Principal AI/ML Engineer
- R9692
- Pune, India
Rapid7 is seeking a Principal AI Engineer to lead the architectural evolution of our AI Center of Excellence. In this role, you will design and own the end-to-end distributed systems that make advanced ML, LLMs, and agentic AI reliable, scalable, and secure at an enterprise level.
About the Team
The AI Center of Excellence leverages advanced ML and agentic AI systems to protect our customers’ attack surfaces by embedding intelligence into real-world security workflows. We operate in ambiguous problem spaces, valuing technical rigor and principled decision-making to deliver production-grade AI at scale.
About the Role
As a Principal AI Engineer – Data Science, your primary responsibility will be to define and own the system architecture for AI platforms and services across the organisation. Specifically, your focus will be to:
Own the end-to-end system architecture for AI, ML, and Agentic platforms, ensuring they are reliable, scalable, and secure.
Design complex data ingestion pipelines, feature stores, and inference microservices that bridge the gap between research and production.
Establish architectural standards and reference patterns for LLM orchestration, RAG systems, and multi-agent workflows.

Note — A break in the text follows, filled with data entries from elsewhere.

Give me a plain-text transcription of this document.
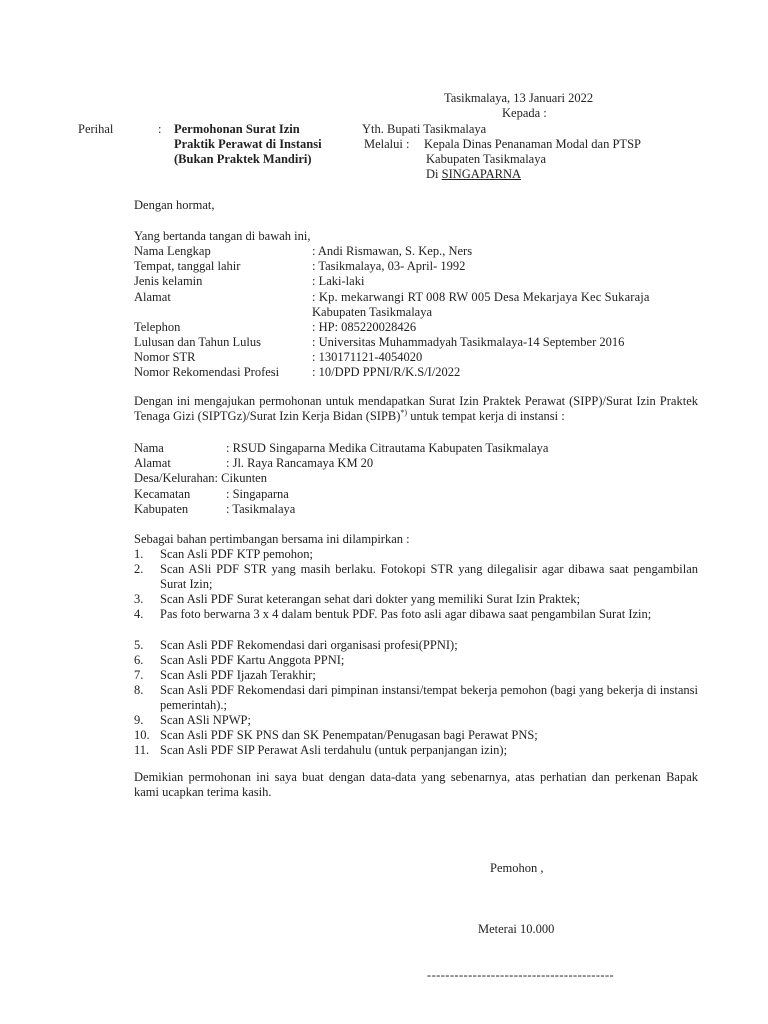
Tasikmalaya, 13 Januari 2022
Kepada :
Perihal	: Permohonan Surat Izin
Praktik Perawat di Instansi
(Bukan Praktek Mandiri)
Yth. Bupati Tasikmalaya
Melalui : Kepala Dinas Penanaman Modal dan PTSP
Kabupaten Tasikmalaya
Di SINGAPARNA
Dengan hormat,
Yang bertanda tangan di bawah ini,
Nama Lengkap	: Andi Rismawan, S. Kep., Ners
Tempat, tanggal lahir	: Tasikmalaya, 03- April- 1992
Jenis kelamin	: Laki-laki
Alamat	: Kp. mekarwangi RT 008 RW 005 Desa Mekarjaya Kec Sukaraja
Kabupaten Tasikmalaya
Telephon	: HP: 085220028426
Lulusan dan Tahun Lulus	: Universitas Muhammadyah Tasikmalaya-14 September 2016
Nomor STR	: 130171121-4054020
Nomor Rekomendasi Profesi	: 10/DPD PPNI/R/K.S/I/2022
Dengan ini mengajukan permohonan untuk mendapatkan Surat Izin Praktek Perawat (SIPP)/Surat Izin Praktek Tenaga Gizi (SIPTGz)/Surat Izin Kerja Bidan (SIPB)*) untuk tempat kerja di instansi :
Nama	: RSUD Singaparna Medika Citrautama Kabupaten Tasikmalaya
Alamat	: Jl. Raya Rancamaya KM 20
Desa/Kelurahan: Cikunten
Kecamatan	: Singaparna
Kabupaten	: Tasikmalaya
Sebagai bahan pertimbangan bersama ini dilampirkan :
1. Scan Asli PDF KTP pemohon;
2. Scan ASli PDF STR yang masih berlaku. Fotokopi STR yang dilegalisir agar dibawa saat pengambilan Surat Izin;
3. Scan Asli PDF Surat keterangan sehat dari dokter yang memiliki Surat Izin Praktek;
4. Pas foto berwarna 3 x 4 dalam bentuk PDF. Pas foto asli agar dibawa saat pengambilan Surat Izin;
5. Scan Asli PDF Rekomendasi dari organisasi profesi(PPNI);
6. Scan Asli PDF Kartu Anggota PPNI;
7. Scan Asli PDF Ijazah Terakhir;
8. Scan Asli PDF Rekomendasi dari pimpinan instansi/tempat bekerja pemohon (bagi yang bekerja di instansi pemerintah).;
9. Scan ASli NPWP;
10. Scan Asli PDF SK PNS dan SK Penempatan/Penugasan bagi Perawat PNS;
11. Scan Asli PDF SIP Perawat Asli terdahulu (untuk perpanjangan izin);
Demikian permohonan ini saya buat dengan data-data yang sebenarnya, atas perhatian dan perkenan Bapak kami ucapkan terima kasih.
Pemohon ,
Meterai 10.000
-----------------------------------------
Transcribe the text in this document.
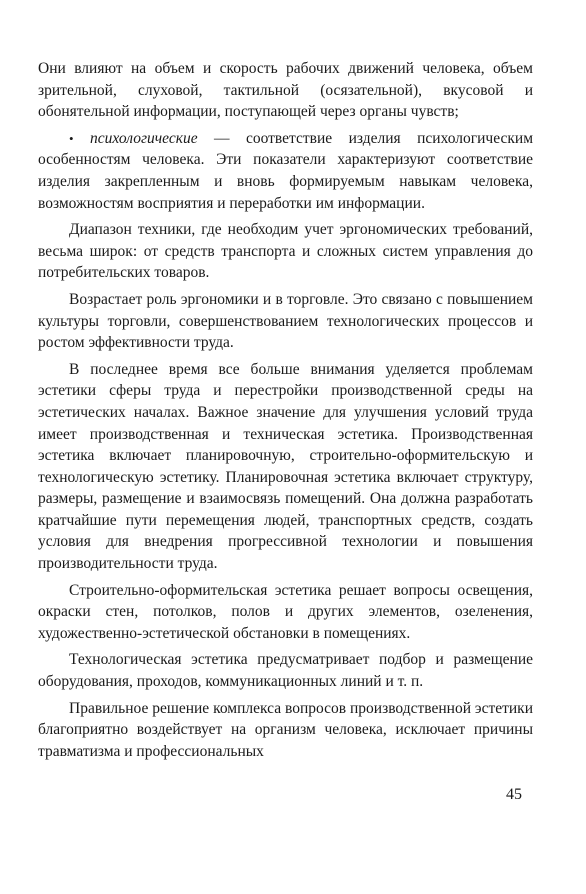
Они влияют на объем и скорость рабочих движений человека, объем зрительной, слуховой, тактильной (осязательной), вкусовой и обонятельной информации, поступающей через органы чувств;

• психологические — соответствие изделия психологическим особенностям человека. Эти показатели характеризуют соответствие изделия закрепленным и вновь формируемым навыкам человека, возможностям восприятия и переработки им информации.

Диапазон техники, где необходим учет эргономических требований, весьма широк: от средств транспорта и сложных систем управления до потребительских товаров.

Возрастает роль эргономики и в торговле. Это связано с повышением культуры торговли, совершенствованием технологических процессов и ростом эффективности труда.

В последнее время все больше внимания уделяется проблемам эстетики сферы труда и перестройки производственной среды на эстетических началах. Важное значение для улучшения условий труда имеет производственная и техническая эстетика. Производственная эстетика включает планировочную, строительно-оформительскую и технологическую эстетику. Планировочная эстетика включает структуру, размеры, размещение и взаимосвязь помещений. Она должна разработать кратчайшие пути перемещения людей, транспортных средств, создать условия для внедрения прогрессивной технологии и повышения производительности труда.

Строительно-оформительская эстетика решает вопросы освещения, окраски стен, потолков, полов и других элементов, озеленения, художественно-эстетической обстановки в помещениях.

Технологическая эстетика предусматривает подбор и размещение оборудования, проходов, коммуникационных линий и т. п.

Правильное решение комплекса вопросов производственной эстетики благоприятно воздействует на организм человека, исключает причины травматизма и профессиональных

45
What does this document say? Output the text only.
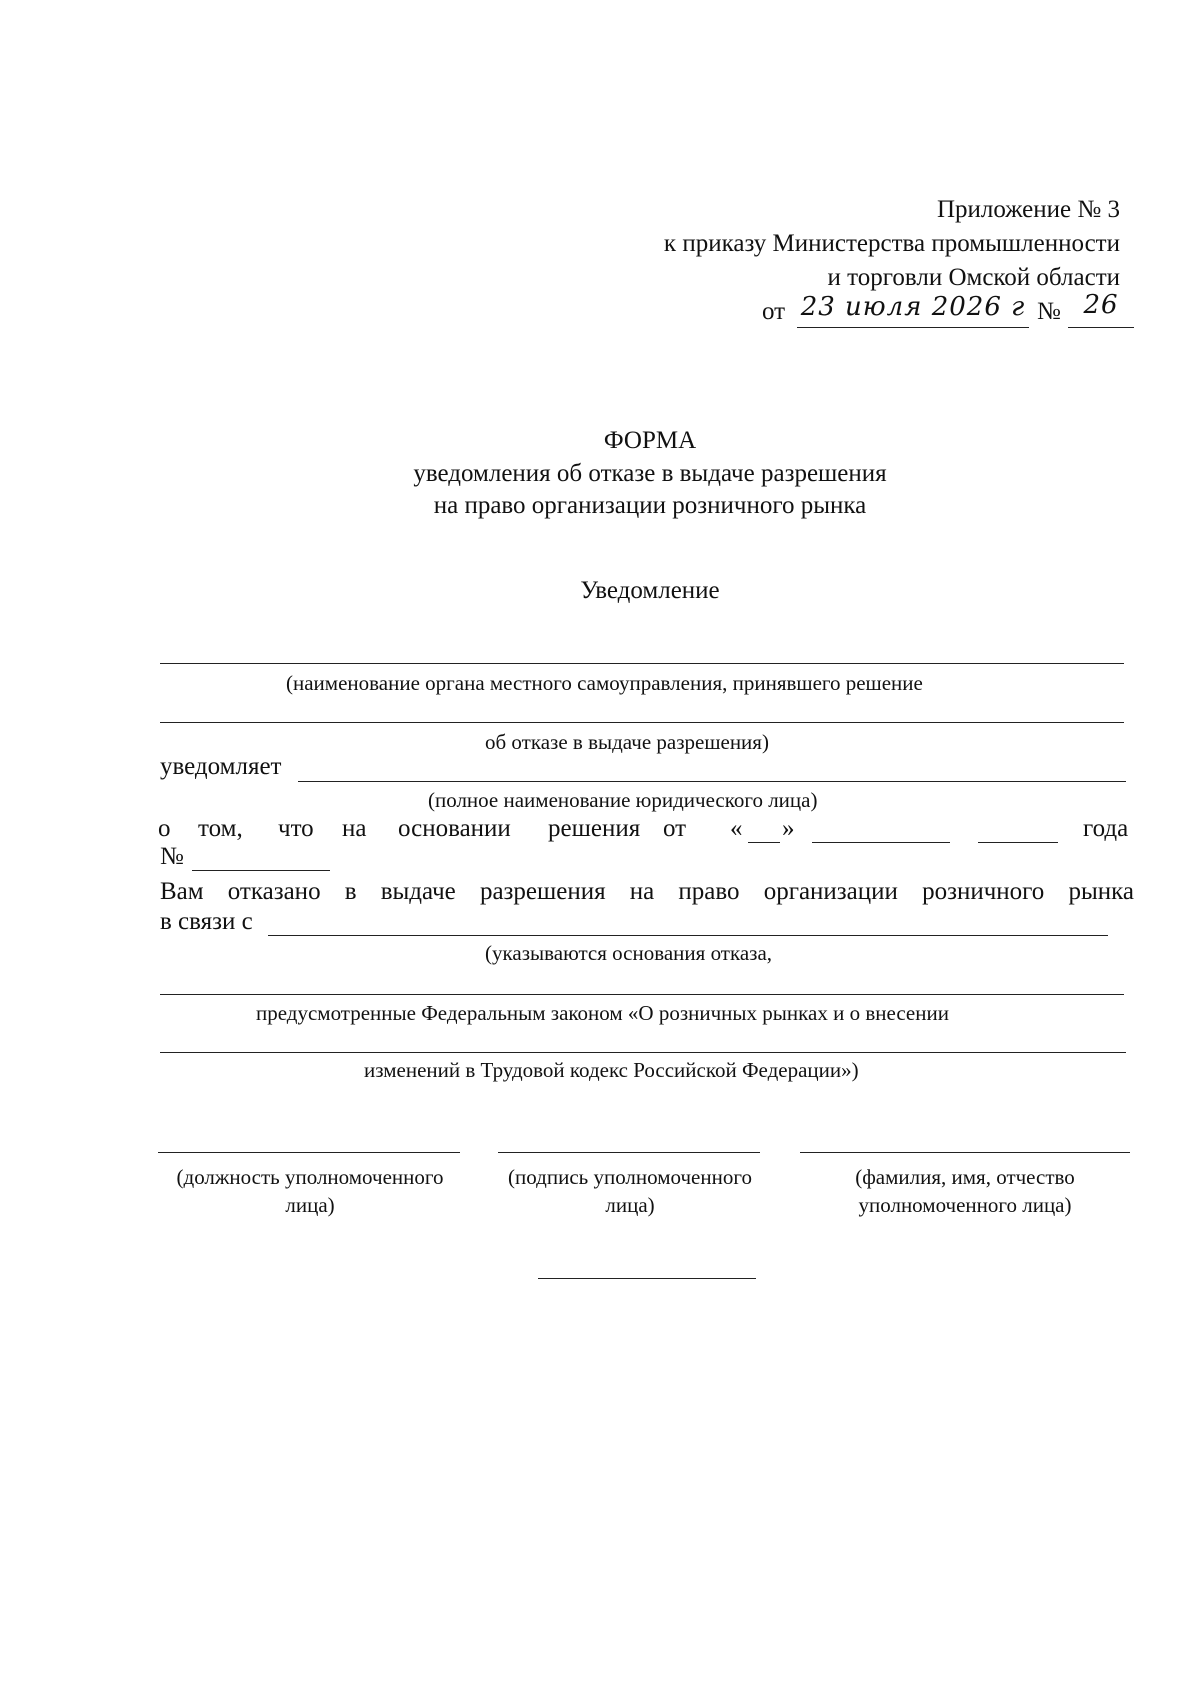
Приложение № 3
к приказу Министерства промышленности
и торговли Омской области
от 23 июля 2026 г № 26
ФОРМА
уведомления об отказе в выдаче разрешения
на право организации розничного рынка
Уведомление
(наименование органа местного самоуправления, принявшего решение
об отказе в выдаче разрешения)
уведомляет
(полное наименование юридического лица)
о том, что на основании решения от « »	года
№
Вам отказано в выдаче разрешения на право организации розничного рынка
в связи с
(указываются основания отказа,
предусмотренные Федеральным законом «О розничных рынках и о внесении
изменений в Трудовой кодекс Российской Федерации»)
(должность уполномоченного
лица)
(подпись уполномоченного
лица)
(фамилия, имя, отчество
уполномоченного лица)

Lead architectural reviews as the final technical authority, making critical trade-offs across accuracy, latency, cost, and reliability.
The skills and qualities you’ll bring include:
Exceptional ability to reason at the system and architecture level to make long-term technical decisions.
Courageous and principled decision-making when navigating high-stakes, ambiguous problem spaces.
Proven mentorship of Staff and Senior engineers, fostering growth in architectural thinking and technical rigor.
Accountability for the long-term technical health and security of AI systems across multiple teams.
13+ years of experience in Data Science, ML Engineering, or Applied AI with a focus on large-scale systems.
Hands-on mastery of LLM orchestration frameworks such as LangChain and LangGraph for agentic workflows.
Deep expertise in designing RAG pipelines and managing vector database retrieval at scale.
Advanced proficiency in AWS ecosystems, specifically Bedrock, SageMaker, EKS, and Lambda.
Expertise in MLOps standards, including model registries, drift detection, and automated retraining frameworks.
Strong background in deep learning for NLP and sequence-based problems like malware behaviour modelling.
Proficiency in Infrastructure as Code (Terraform) and CI/CD for ML workloads.
Experience implementing robust guardrails and evaluation frameworks (e.g., Promptfoo, HELM) for autonomous systems.
Important: This is an Architecture-First role. If you haven't defended production AI system designs at scale, you aren't a fit—regardless of modelling strength.
We know that the best ideas and solutions come from multi-dimensional teams. That’s because these teams reflect a variety of backgrounds and professional experiences. If you are excited about this role and feel your experience can make an impact, please don’t be shy - apply today.
About Rapid7
At Rapid7, our vision is to create a secure digital world for our customers, our industry, and our communities. We do this by harnessing our collective expertise and passion to challenge what’s possible and drive extraordinary impact. We’re building a dynamic and collaborative workplace where new ideas are welcome.
Protecting 11,000+ customers against bad actors and threats means we’re continuing to push the envelope just like we’ ve been doing for the past 20 years. If you ’re ready to solve some of the toughest challenges in cybersecurity, we’re ready to help you take command of your career. Join us.
Security and Compliance
Rapid7 is committed to keeping customers secure. As a first line of defense, all employees are expected to uphold the highest standards of security and privacy, ensuring the protection of sensitive information and compliance with relevant regulations.